3. The Middle Academy is characterized by an ever-increasing tendency to scepticism. To it belong: --

(a.) Arcesilaus (315-241), a pupil of Crantor and Polemo, the founder of the so-called Second Academy. He combated the dogmatism of the Stoics, and professed the opinion that certain knowledge is not possible, and that the wise man should never give assent to any assertion. This attitude of mind he calls Forbearance (apochê), i.e., forbearance from the exercise of judgment. Equally valid reasons can always be adduced in favour of either of two contradictory propositions. We cannot, therefore, know anything, not even the fact that we know nothing. Accordingly, Arcesilaus himself did not advance any proposition whatever, but permitted his disciples to dispute amongst themselves or with him. Certain knowledge is impossible, but probable opinion is attainable, and this is sufficient in order to act rationally. Arcesilaus was followed by Lacydes, Telecles, and Evander.

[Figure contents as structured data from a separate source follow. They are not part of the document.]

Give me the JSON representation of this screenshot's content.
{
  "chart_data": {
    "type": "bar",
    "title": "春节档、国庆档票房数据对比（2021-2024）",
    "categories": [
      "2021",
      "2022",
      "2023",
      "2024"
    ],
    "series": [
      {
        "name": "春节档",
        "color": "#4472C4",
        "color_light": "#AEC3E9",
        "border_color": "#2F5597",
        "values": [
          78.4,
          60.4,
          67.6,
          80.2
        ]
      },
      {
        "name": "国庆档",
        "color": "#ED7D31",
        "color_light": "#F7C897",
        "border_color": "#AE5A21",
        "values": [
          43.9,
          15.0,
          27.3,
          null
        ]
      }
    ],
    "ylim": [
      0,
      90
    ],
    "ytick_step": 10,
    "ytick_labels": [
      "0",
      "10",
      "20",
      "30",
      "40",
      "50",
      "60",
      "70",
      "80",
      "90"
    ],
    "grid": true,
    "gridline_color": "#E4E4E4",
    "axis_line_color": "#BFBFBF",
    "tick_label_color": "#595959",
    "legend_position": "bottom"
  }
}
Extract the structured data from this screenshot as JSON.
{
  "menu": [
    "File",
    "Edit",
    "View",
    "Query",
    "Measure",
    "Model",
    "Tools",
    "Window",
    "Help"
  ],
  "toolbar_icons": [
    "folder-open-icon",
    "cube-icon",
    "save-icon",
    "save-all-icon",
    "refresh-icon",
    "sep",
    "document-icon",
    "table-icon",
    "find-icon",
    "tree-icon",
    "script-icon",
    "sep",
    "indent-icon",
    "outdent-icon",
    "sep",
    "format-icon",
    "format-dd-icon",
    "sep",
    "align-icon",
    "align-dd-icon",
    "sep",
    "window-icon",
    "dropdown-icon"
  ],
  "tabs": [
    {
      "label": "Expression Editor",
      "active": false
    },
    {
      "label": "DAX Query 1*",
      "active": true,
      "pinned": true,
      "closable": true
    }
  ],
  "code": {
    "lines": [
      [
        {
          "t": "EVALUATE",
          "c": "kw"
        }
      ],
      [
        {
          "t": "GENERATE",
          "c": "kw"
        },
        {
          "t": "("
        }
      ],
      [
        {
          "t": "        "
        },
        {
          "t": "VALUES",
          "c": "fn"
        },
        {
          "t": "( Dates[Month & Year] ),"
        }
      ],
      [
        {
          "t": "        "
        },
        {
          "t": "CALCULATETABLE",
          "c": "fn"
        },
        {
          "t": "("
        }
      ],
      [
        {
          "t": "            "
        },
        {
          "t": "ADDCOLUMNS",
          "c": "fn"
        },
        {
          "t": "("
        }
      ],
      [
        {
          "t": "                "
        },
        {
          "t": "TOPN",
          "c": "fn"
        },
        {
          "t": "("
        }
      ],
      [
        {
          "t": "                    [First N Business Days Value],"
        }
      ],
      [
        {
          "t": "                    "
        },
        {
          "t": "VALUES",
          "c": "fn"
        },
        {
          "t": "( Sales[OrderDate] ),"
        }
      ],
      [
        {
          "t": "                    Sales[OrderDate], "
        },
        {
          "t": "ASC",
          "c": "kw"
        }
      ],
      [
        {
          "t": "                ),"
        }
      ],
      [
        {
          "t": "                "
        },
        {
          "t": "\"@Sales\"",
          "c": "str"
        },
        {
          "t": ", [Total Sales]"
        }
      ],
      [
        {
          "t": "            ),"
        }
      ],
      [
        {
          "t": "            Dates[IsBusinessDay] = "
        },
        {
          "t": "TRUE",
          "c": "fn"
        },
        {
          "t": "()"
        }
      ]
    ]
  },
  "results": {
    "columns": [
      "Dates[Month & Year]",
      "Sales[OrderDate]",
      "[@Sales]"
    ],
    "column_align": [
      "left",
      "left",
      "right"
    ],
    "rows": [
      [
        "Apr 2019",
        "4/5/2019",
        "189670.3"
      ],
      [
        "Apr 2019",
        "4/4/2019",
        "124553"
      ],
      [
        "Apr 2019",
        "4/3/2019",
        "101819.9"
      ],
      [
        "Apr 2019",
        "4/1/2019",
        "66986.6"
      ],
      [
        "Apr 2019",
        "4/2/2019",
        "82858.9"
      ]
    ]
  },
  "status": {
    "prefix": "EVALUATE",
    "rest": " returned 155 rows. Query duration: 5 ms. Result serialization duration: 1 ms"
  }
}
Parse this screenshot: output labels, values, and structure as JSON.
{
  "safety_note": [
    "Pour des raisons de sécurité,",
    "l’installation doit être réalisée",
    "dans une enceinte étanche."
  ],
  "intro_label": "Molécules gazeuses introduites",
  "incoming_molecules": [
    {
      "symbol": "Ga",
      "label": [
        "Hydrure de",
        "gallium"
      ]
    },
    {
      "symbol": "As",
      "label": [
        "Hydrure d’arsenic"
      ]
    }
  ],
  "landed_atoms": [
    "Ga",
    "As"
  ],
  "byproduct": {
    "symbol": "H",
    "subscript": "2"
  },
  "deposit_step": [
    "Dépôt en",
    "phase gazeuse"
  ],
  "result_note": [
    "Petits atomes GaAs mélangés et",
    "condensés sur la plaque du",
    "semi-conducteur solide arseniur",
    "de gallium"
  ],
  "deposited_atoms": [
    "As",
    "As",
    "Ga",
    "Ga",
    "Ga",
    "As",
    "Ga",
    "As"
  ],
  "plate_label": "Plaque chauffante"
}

(b.) Carneades of Cyrene (214-129), the founder of the Third Academy, who, in the year B.C. 155, was sent as ambassador to Rome, in company with Diogenes the Stoic and Critolaus the Peripatetic. He advanced still further in the path marked out by Arcesilaus. If, he says, we wish to decide whether a given perception be true or false, we must have some certain standard to judge by; this can be no other than the true perception; with this we must compare the perception of whose truth or falsity we wish to judge. But the true perception is precisely what we are seeking to find; sensuous perception cannot, therefore, be a criterion of truth. Neither can the concept of the intellect; for our concepts are derived from the perceptions of sense. There is, therefore, no criterion of truth. What we take to he truth is only the appearance of truth, is only a phainomenon alêthes pithanê phantasia, probabile visum (Cic.). We can attain no more than probability. We experience certain perceptions repeated frequently, occurring in the same way, and in accord with one another. In consequence, a certain feeling of complacency or approval arises within us, and on this ground we hold them to be true, and we assert them (emphasis); the perceptions of a different kind we hold to be false, and we deny them (apemphasis). In this probability there are, however, different degrees. We must distinguish three degrees of probability: the perception is either probable in itself only; or, when taken in relation to other perceptions, it is found uncontradicted and probable; or lastly, it is not only probable and uncontradicted, but is confirmed in all respects (Sext. Emp. Adv. Math. vii. 166). We have further to mention that Carneades was celebrated as an orator. Clitomachus was a pupil of Carneades.

4. The New Academy returned again to dogmatism. It includes

(a.) Philo of Larissa, the founder of the Fourth Academy, a pupil of Clitomachus, who lived in the time of the first Mithridatic war. He seems to have reverted to the older Platonic teaching, and to have given his attention chiefly to ethics, inclining in his views to the system of the Stoics.

(b.) Antiochus of Ascalon, a pupil of Philo, and founder of the Fifth Academy, who, in the effort to combine the theories of Plato with certain Aristotelian principles, and still more largely with principles adopted from the Stoics, prepared the way for the Neo-Platonists. He endeavoured to show that the scepticism of the later Academy was not justified by the Platonic doctrine, and that the chief points of the doctrine of the Stoics are to be found in Plato. He differed from the Stoics by denying the equality of vices, as well as by asserting that virtue, though it leads to a happy life, does not of itself produce the happiest life. Otherwise he is almost entirely in accord with them. (Cic. Acad. Part II. 43.)